Well, the world of ERISA preemption, without Maryland’s Wal-Mart law to focus on anymore, turns its lonely eyes to Massachusetts’ universal health insurance statute, with the Boston Business Journal posting a front page article this week that says, in essence, it might be preempted but then again, maybe not.

Whether or not this statute is actually preempted is one of those questions on which I could credibly argue either way, so there is some room for debate here. However, Ed Zelinsky of Cardozo School of Law, who generally knows what he is talking about with regard to preemption, has concluded in one of the first, if not the first, detailed academic analysis of the question that the Massachusetts statute is in fact preempted. Zelinsky’s paper finds that:  

Major features of the new Massachusetts health law are ERISA-preempted as forbidden regulation of employer-provided health care.
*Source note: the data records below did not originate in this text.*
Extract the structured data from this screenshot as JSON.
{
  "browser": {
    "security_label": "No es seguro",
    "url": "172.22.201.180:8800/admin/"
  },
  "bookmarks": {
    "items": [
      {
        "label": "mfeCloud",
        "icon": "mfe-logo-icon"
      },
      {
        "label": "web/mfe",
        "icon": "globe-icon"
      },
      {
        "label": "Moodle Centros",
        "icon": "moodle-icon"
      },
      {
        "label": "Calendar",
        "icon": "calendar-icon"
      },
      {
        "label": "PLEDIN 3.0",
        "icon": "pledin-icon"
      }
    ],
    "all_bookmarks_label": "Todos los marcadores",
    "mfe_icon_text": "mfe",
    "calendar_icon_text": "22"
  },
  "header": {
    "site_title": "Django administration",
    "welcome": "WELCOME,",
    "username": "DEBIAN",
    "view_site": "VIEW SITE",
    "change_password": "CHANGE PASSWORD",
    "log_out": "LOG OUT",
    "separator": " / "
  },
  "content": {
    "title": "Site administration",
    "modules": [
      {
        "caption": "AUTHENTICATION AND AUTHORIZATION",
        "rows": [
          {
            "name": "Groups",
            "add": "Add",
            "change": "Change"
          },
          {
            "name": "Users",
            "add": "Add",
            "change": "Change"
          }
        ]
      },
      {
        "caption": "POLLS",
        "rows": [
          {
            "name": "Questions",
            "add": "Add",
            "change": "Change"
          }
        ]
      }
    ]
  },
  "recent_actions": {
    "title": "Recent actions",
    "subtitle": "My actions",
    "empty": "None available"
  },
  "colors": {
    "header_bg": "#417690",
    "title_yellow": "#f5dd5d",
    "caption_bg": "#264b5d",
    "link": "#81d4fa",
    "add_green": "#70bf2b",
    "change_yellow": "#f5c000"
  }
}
This is a regrettable conclusion but one mandated by the ERISA Section 514 and the controlling case law. ERISA preempts the new law’s mandate requiring covered Massachusetts employers to sponsor medical plans for their employees and to make “fair and reasonable” contributions to such plans. ERISA also preempts the new law’s requirement that Massachusetts residents maintain “minimum creditable coverage” for health care as that requirement effectively mandates for Massachusetts employers the substantive medical coverage they must offer their employees…

As is often the case when law review papers cross my desk, credit is due the Workplace Prof blog for bringing Professor Zelinsky’s law review article to my attention.